Guest More than 1 year ago
A $200 tip to a valet parker from a beautiful young woman driving a red Ferrari? That's sure to catch your attention. Then the young woman buys an expensive piece of art glass, so dear that the shop owner 'wonders whether his calculator possessed enough digits to cipher the sale and its consequent tax.' Intriguing, what? But wait, don't become too interested in this gal because by page 21 she's quite dead with two holes in her head, a double tap, the mark of an accomplished assassin. The eighth tale in Martini's popular series starring attorney Paul Madriani finds our protagonist a bit more introspective, more determined and faced with the daunting task of defending career soldier Emiliano Ruiz who is accused of killing the woman, Madelyn Chapman, CEO of a major software firm, Isotenics, Inc. The evidence against Ruiz seems indisputable - he was on a security force protecting her, a video tape plainly shows that they had an affair, and he has the skills to deliver a double tap, two bullet wounds maybe an inch apart. With the help of his garrulous pal, Harry, Madriani begins the investigation only to discover that Isotenics and the government were partners in an antiterrorist program that involved computer software able to spy on virtually everyone. To further complicate matters, Ruiz has a seven year gap in his resume, and he's not talking about it. It's a bit of a stretch to believe that much of Madriani's passion in defending Ruiz is because this soldier reminds him of his beloved Uncle Evo, a shell shocked veteran.

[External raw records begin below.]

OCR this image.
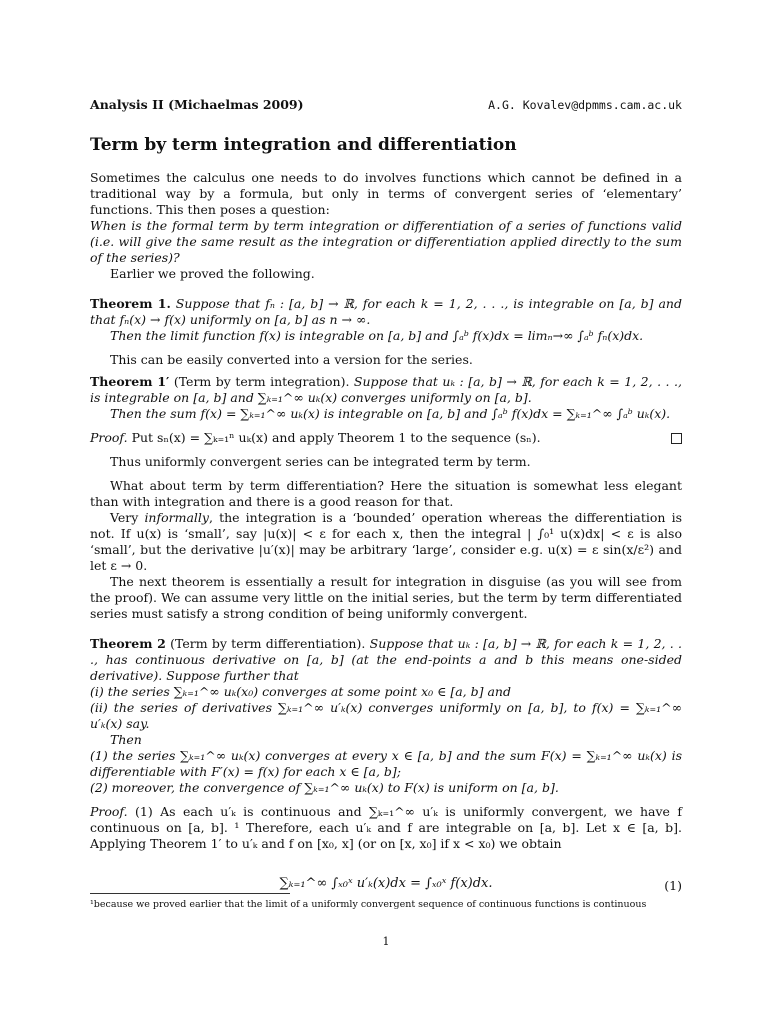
Analysis II (Michaelmas 2009)	A.G. Kovalev@dpmms.cam.ac.uk
Term by term integration and differentiation

Sometimes the calculus one needs to do involves functions which cannot be defined in a traditional way by a formula, but only in terms of convergent series of ‘elementary’ functions. This then poses a question:

When is the formal term by term integration or differentiation of a series of functions valid (i.e. will give the same result as the integration or differentiation applied directly to the sum of the series)?

Earlier we proved the following.

Theorem 1. Suppose that fₙ : [a, b] → ℝ, for each k = 1, 2, . . ., is integrable on [a, b] and that fₙ(x) → f(x) uniformly on [a, b] as n → ∞.

Then the limit function f(x) is integrable on [a, b] and ∫ₐᵇ f(x)dx = limₙ→∞ ∫ₐᵇ fₙ(x)dx.

This can be easily converted into a version for the series.

Theorem 1′ (Term by term integration). Suppose that uₖ : [a, b] → ℝ, for each k = 1, 2, . . ., is integrable on [a, b] and ∑ₖ₌₁^∞ uₖ(x) converges uniformly on [a, b].

Then the sum f(x) = ∑ₖ₌₁^∞ uₖ(x) is integrable on [a, b] and ∫ₐᵇ f(x)dx = ∑ₖ₌₁^∞ ∫ₐᵇ uₖ(x).

Proof. Put sₙ(x) = ∑ₖ₌₁ⁿ uₖ(x) and apply Theorem 1 to the sequence (sₙ).

Thus uniformly convergent series can be integrated term by term.

What about term by term differentiation? Here the situation is somewhat less elegant than with integration and there is a good reason for that.

Very informally, the integration is a ‘bounded’ operation whereas the differentiation is not. If u(x) is ‘small’, say |u(x)| < ε for each x, then the integral | ∫₀¹ u(x)dx| < ε is also ‘small’, but the derivative |u′(x)| may be arbitrary ‘large’, consider e.g. u(x) = ε sin(x/ε²) and let ε → 0.

The next theorem is essentially a result for integration in disguise (as you will see from the proof). We can assume very little on the initial series, but the term by term differentiated series must satisfy a strong condition of being uniformly convergent.

Theorem 2 (Term by term differentiation). Suppose that uₖ : [a, b] → ℝ, for each k = 1, 2, . . ., has continuous derivative on [a, b] (at the end-points a and b this means one-sided derivative). Suppose further that

(i) the series ∑ₖ₌₁^∞ uₖ(x₀) converges at some point x₀ ∈ [a, b] and

(ii) the series of derivatives ∑ₖ₌₁^∞ u′ₖ(x) converges uniformly on [a, b], to f(x) = ∑ₖ₌₁^∞ u′ₖ(x) say.

Then

(1) the series ∑ₖ₌₁^∞ uₖ(x) converges at every x ∈ [a, b] and the sum F(x) = ∑ₖ₌₁^∞ uₖ(x) is differentiable with F′(x) = f(x) for each x ∈ [a, b];

(2) moreover, the convergence of ∑ₖ₌₁^∞ uₖ(x) to F(x) is uniform on [a, b].

Proof. (1) As each u′ₖ is continuous and ∑ₖ₌₁^∞ u′ₖ is uniformly convergent, we have f continuous on [a, b]. ¹ Therefore, each u′ₖ and f are integrable on [a, b]. Let x ∈ [a, b]. Applying Theorem 1′ to u′ₖ and f on [x₀, x] (or on [x, x₀] if x < x₀) we obtain

∑ₖ₌₁^∞ ∫ₓ₀ˣ u′ₖ(x)dx = ∫ₓ₀ˣ f(x)dx.	(1)
¹because we proved earlier that the limit of a uniformly convergent sequence of continuous functions is continuous
1
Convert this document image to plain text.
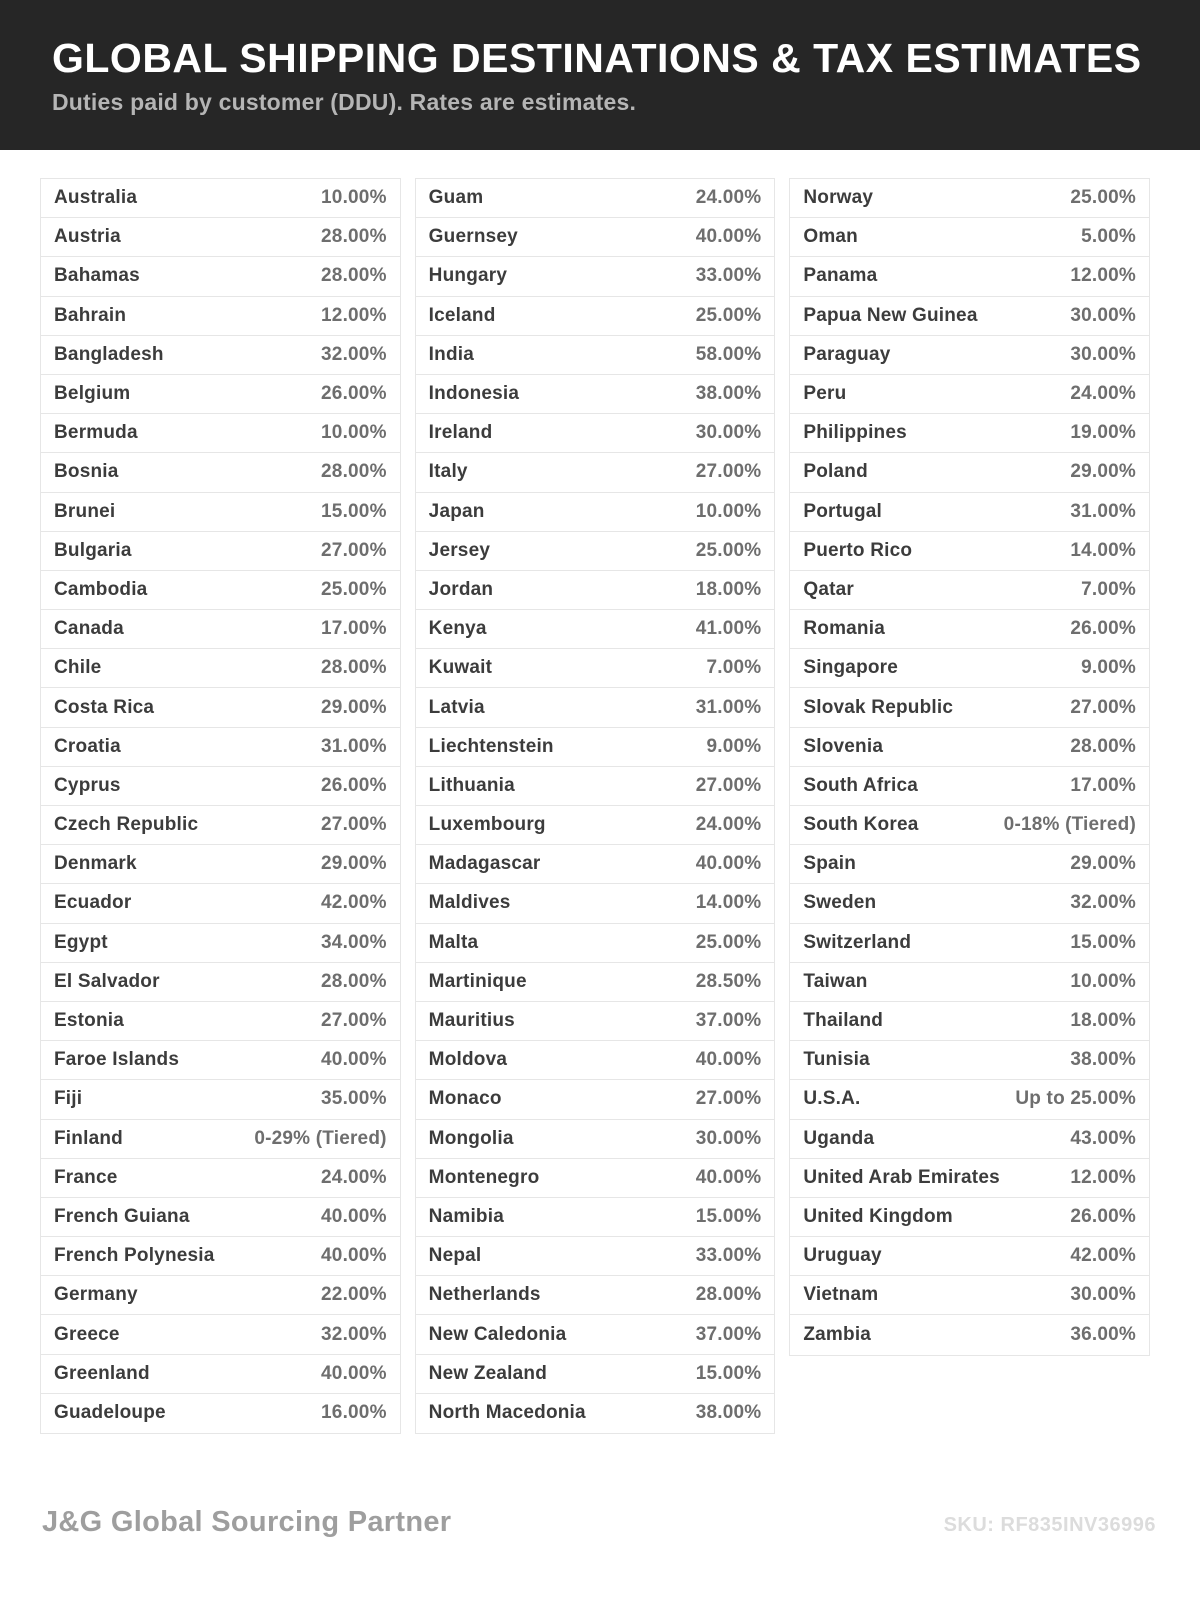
GLOBAL SHIPPING DESTINATIONS & TAX ESTIMATES
Duties paid by customer (DDU). Rates are estimates.
Australia	10.00%
Austria	28.00%
Bahamas	28.00%
Bahrain	12.00%
Bangladesh	32.00%
Belgium	26.00%
Bermuda	10.00%
Bosnia	28.00%
Brunei	15.00%
Bulgaria	27.00%
Cambodia	25.00%
Canada	17.00%
Chile	28.00%
Costa Rica	29.00%
Croatia	31.00%
Cyprus	26.00%
Czech Republic	27.00%
Denmark	29.00%
Ecuador	42.00%
Egypt	34.00%
El Salvador	28.00%
Estonia	27.00%
Faroe Islands	40.00%
Fiji	35.00%
Finland	0-29% (Tiered)
France	24.00%
French Guiana	40.00%
French Polynesia	40.00%
Germany	22.00%
Greece	32.00%
Greenland	40.00%
Guadeloupe	16.00%
Guam	24.00%
Guernsey	40.00%
Hungary	33.00%
Iceland	25.00%
India	58.00%
Indonesia	38.00%
Ireland	30.00%
Italy	27.00%
Japan	10.00%
Jersey	25.00%
Jordan	18.00%
Kenya	41.00%
Kuwait	7.00%
Latvia	31.00%
Liechtenstein	9.00%
Lithuania	27.00%
Luxembourg	24.00%
Madagascar	40.00%
Maldives	14.00%
Malta	25.00%
Martinique	28.50%
Mauritius	37.00%
Moldova	40.00%
Monaco	27.00%
Mongolia	30.00%
Montenegro	40.00%
Namibia	15.00%
Nepal	33.00%
Netherlands	28.00%
New Caledonia	37.00%
New Zealand	15.00%
North Macedonia	38.00%
Norway	25.00%
Oman	5.00%
Panama	12.00%
Papua New Guinea	30.00%
Paraguay	30.00%
Peru	24.00%
Philippines	19.00%
Poland	29.00%
Portugal	31.00%
Puerto Rico	14.00%
Qatar	7.00%
Romania	26.00%
Singapore	9.00%
Slovak Republic	27.00%
Slovenia	28.00%
South Africa	17.00%
South Korea	0-18% (Tiered)
Spain	29.00%
Sweden	32.00%
Switzerland	15.00%
Taiwan	10.00%
Thailand	18.00%
Tunisia	38.00%
U.S.A.	Up to 25.00%
Uganda	43.00%
United Arab Emirates	12.00%
United Kingdom	26.00%
Uruguay	42.00%
Vietnam	30.00%
Zambia	36.00%
J&G Global Sourcing Partner	SKU: RF835INV36996
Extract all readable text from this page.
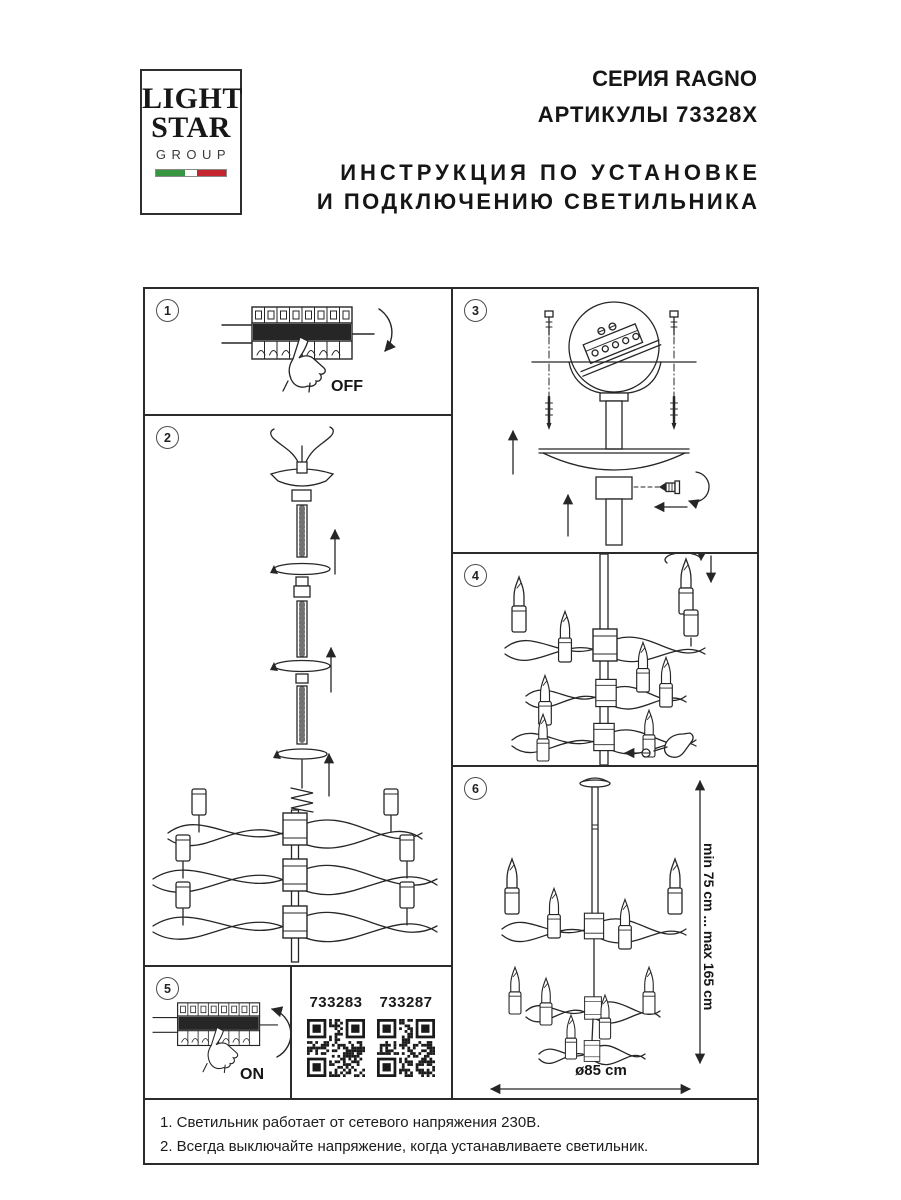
LIGHT
STAR
GROUP
СЕРИЯ RAGNO
АРТИКУЛЫ 73328X
ИНСТРУКЦИЯ ПО УСТАНОВКЕ
И ПОДКЛЮЧЕНИЮ СВЕТИЛЬНИКА
1
OFF
2
3
4
6
5
ON
733283 733287
1. Светильник работает от сетевого напряжения 230В.
2. Всегда выключайте напряжение, когда устанавливаете светильник.
min 75 cm ... max 165 cm
ø85 cm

And, the conclusion when the real killer is revealed does seem a bit contrived for this reader. However, fans of courtroom procedure will have a field day as Martini recounts the trial. Templeton a dwarf attorney with more tricks up his short sleeve than Houdini is a masterful characterization. Hopefully, we'll meet him on the big screen some day along with General Satz 'who had a long list of get-even announcements waiting to be printed.' An attorney as well as a writer, Martini, offers many insights into the ways and means employed by legal eagles when they go toe to toe in a courtroom. Enjoy! - Gail Cooke
harstan More than 1 year ago
Successful wealthy CEO of Isotenics, Inc. Madelyn Chapman enjoys her bi-coastal lifestyle that includes abodes in Manhattan and Virginia. However, one day when she returns to the house she considers her home in La Jolla, California, someone assassinates her with a double tap, two precise bullets to her head. The police follow clues that lead to career veteran Emiliano Ruiz. He hires attorney Paul Madriani to represent him. Paul faces an uphill battle as not only evidence places the accused near the crime scene; Emiliano had the skill to perform the precision operation. Adding to his dilemma is that Emiliano provides no background information about himself especially a seven year data hole in the middle of his long military career. The prosecutors cooperate as much as his client refuses to impart information on the victim¿s link to the military. Still Paul continues to dig to insure he bestows the best defense he can for his silent client. --- DOUBLE TAP is a terrific thriller that has the hero frustrated at ever turn as his client refuses to cooperate and the prosecution is even less forthcoming. Paul keeps digging for information, but for every step forward he takes two steps backward. Still he wants to put up a strong defense even if he wonders if Emiliano committed the homicide. Steve Martini is at his supreme best with this tale that showcases a struggling legal defense unable to obtain any cooperation.--- Harriet Klausner
Guest More than 1 year ago
Paul Madriana is a man to be reckoned with, a man any Southern woman takes home to curl up with or travels down any avenue he cares to lead. I can't wait for the next trip he takes me through in the fantasy world this fantastic author creates.